Dmytro Morar
Essentials

Deep vs. Shallow Copy

Shallow copy creates a new object but only copies the top level — nested objects are passed by reference.

  • Copies only "surface" properties.
  • Nested objects, arrays, and other reference types remain shared.
  • Examples: Object.assign({}, obj), spread { ...obj }, [ ...arr ], Array.prototype.slice()
  • Drawback: changing nested elements in the copy affects the original (and vice versa).

Deep Copy

Deep copy creates a completely independent structure, recursively copying all nested levels of data.

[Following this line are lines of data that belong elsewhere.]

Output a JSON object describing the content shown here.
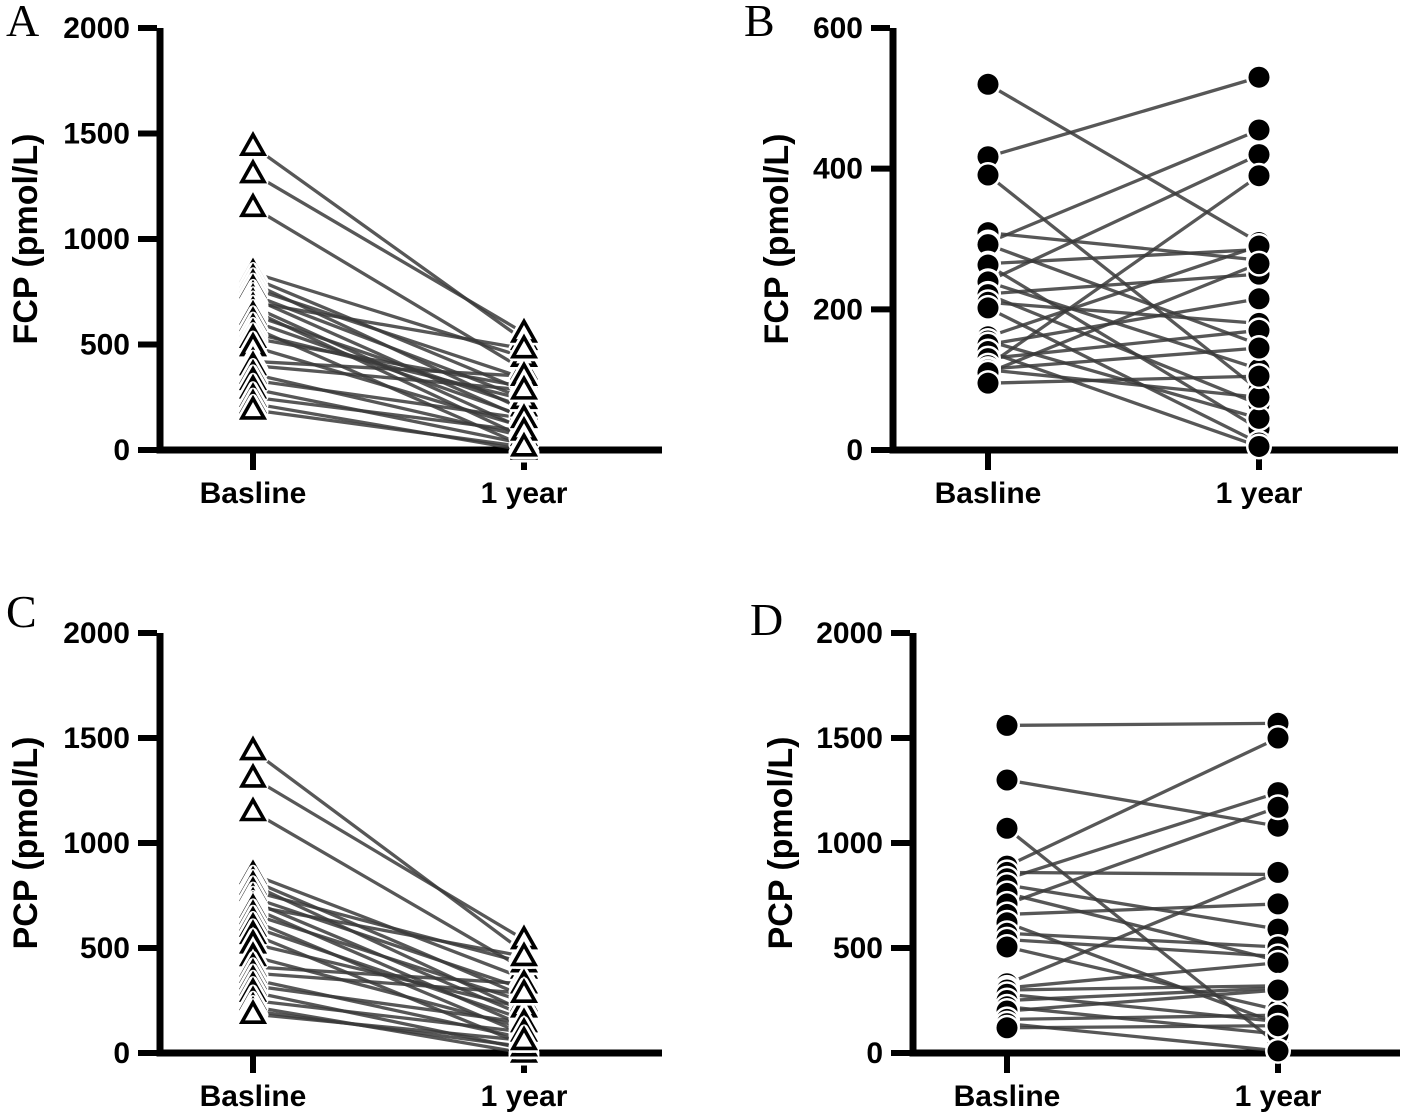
{
  "figure": {
    "background": "#ffffff",
    "axis_color": "#000000",
    "line_color": "#3a3a3a",
    "marker_color": "#000000",
    "text_color": "#000000"
  },
  "chart_data": [
    {
      "type": "line",
      "panel_label": "A",
      "title": "",
      "ylabel": "FCP (pmol/L)",
      "xlabels": [
        "Basline",
        "1 year"
      ],
      "ylim": [
        0,
        2000
      ],
      "yticks": [
        0,
        500,
        1000,
        1500,
        2000
      ],
      "marker": "triangle-open",
      "grid": false,
      "legend": null,
      "pairs": [
        [
          1440,
          520
        ],
        [
          1310,
          555
        ],
        [
          1150,
          380
        ],
        [
          840,
          440
        ],
        [
          815,
          280
        ],
        [
          790,
          190
        ],
        [
          765,
          340
        ],
        [
          735,
          245
        ],
        [
          720,
          150
        ],
        [
          700,
          480
        ],
        [
          680,
          100
        ],
        [
          660,
          60
        ],
        [
          640,
          205
        ],
        [
          610,
          160
        ],
        [
          580,
          20
        ],
        [
          555,
          240
        ],
        [
          530,
          300
        ],
        [
          490,
          110
        ],
        [
          420,
          350
        ],
        [
          400,
          285
        ],
        [
          360,
          65
        ],
        [
          330,
          150
        ],
        [
          290,
          30
        ],
        [
          250,
          90
        ],
        [
          220,
          0
        ],
        [
          190,
          15
        ]
      ]
    },
    {
      "type": "line",
      "panel_label": "B",
      "title": "",
      "ylabel": "FCP (pmol/L)",
      "xlabels": [
        "Basline",
        "1 year"
      ],
      "ylim": [
        0,
        600
      ],
      "yticks": [
        0,
        200,
        400,
        600
      ],
      "marker": "circle-filled",
      "grid": false,
      "legend": null,
      "pairs": [
        [
          520,
          295
        ],
        [
          417,
          530
        ],
        [
          391,
          85
        ],
        [
          309,
          270
        ],
        [
          295,
          455
        ],
        [
          292,
          150
        ],
        [
          265,
          285
        ],
        [
          263,
          30
        ],
        [
          240,
          420
        ],
        [
          239,
          115
        ],
        [
          222,
          250
        ],
        [
          221,
          65
        ],
        [
          210,
          180
        ],
        [
          202,
          10
        ],
        [
          161,
          290
        ],
        [
          155,
          45
        ],
        [
          150,
          215
        ],
        [
          140,
          5
        ],
        [
          130,
          170
        ],
        [
          120,
          390
        ],
        [
          115,
          145
        ],
        [
          114,
          75
        ],
        [
          110,
          265
        ],
        [
          95,
          105
        ]
      ]
    },
    {
      "type": "line",
      "panel_label": "C",
      "title": "",
      "ylabel": "PCP (pmol/L)",
      "xlabels": [
        "Basline",
        "1 year"
      ],
      "ylim": [
        0,
        2000
      ],
      "yticks": [
        0,
        500,
        1000,
        1500,
        2000
      ],
      "marker": "triangle-open",
      "grid": false,
      "legend": null,
      "pairs": [
        [
          1440,
          480
        ],
        [
          1310,
          540
        ],
        [
          1150,
          400
        ],
        [
          850,
          355
        ],
        [
          820,
          270
        ],
        [
          800,
          200
        ],
        [
          770,
          430
        ],
        [
          740,
          305
        ],
        [
          720,
          180
        ],
        [
          700,
          460
        ],
        [
          690,
          130
        ],
        [
          660,
          245
        ],
        [
          630,
          90
        ],
        [
          600,
          160
        ],
        [
          565,
          40
        ],
        [
          520,
          215
        ],
        [
          460,
          120
        ],
        [
          410,
          330
        ],
        [
          380,
          285
        ],
        [
          350,
          70
        ],
        [
          320,
          145
        ],
        [
          290,
          20
        ],
        [
          250,
          100
        ],
        [
          220,
          0
        ],
        [
          200,
          30
        ],
        [
          185,
          60
        ]
      ]
    },
    {
      "type": "line",
      "panel_label": "D",
      "title": "",
      "ylabel": "PCP (pmol/L)",
      "xlabels": [
        "Basline",
        "1 year"
      ],
      "ylim": [
        0,
        2000
      ],
      "yticks": [
        0,
        500,
        1000,
        1500,
        2000
      ],
      "marker": "circle-filled",
      "grid": false,
      "legend": null,
      "pairs": [
        [
          1560,
          1570
        ],
        [
          1300,
          1080
        ],
        [
          1070,
          40
        ],
        [
          890,
          1500
        ],
        [
          860,
          850
        ],
        [
          830,
          1240
        ],
        [
          800,
          590
        ],
        [
          760,
          440
        ],
        [
          710,
          1170
        ],
        [
          660,
          710
        ],
        [
          620,
          140
        ],
        [
          570,
          505
        ],
        [
          540,
          460
        ],
        [
          505,
          205
        ],
        [
          330,
          860
        ],
        [
          310,
          430
        ],
        [
          300,
          320
        ],
        [
          280,
          150
        ],
        [
          250,
          310
        ],
        [
          220,
          90
        ],
        [
          200,
          300
        ],
        [
          160,
          180
        ],
        [
          140,
          10
        ],
        [
          120,
          130
        ]
      ]
    }
  ]
}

  • A completely new structure is created without shared reference values.
  • Each nested level is copied recursively.
  • Ways to deep copy: structuredClone(value) (modern native), JSON.parse(JSON.stringify(obj)) (has limitations: Date, undefined, functions), manual recursion or libraries (lodash cloneDeep).
  • Advantage: the copy is completely isolated → safe modification of nested data.

Minimal Example

const original = { user: { name: 'Ann' } };

// shallow copy
const shallow = { ...original };
shallow.user.name = 'Tom'; // changes original.user.name

// deep copy
const deep = structuredClone(original);
deep.user.name = 'Sam'; // original remains unchanged

Important Notes

  • In Redux, shallow copy is recommended for updating state, but the structure should be built so that nested objects do not require deep copying.
  • JSON deep copy is unsuitable for complex structures (Map, Set, Date, functions).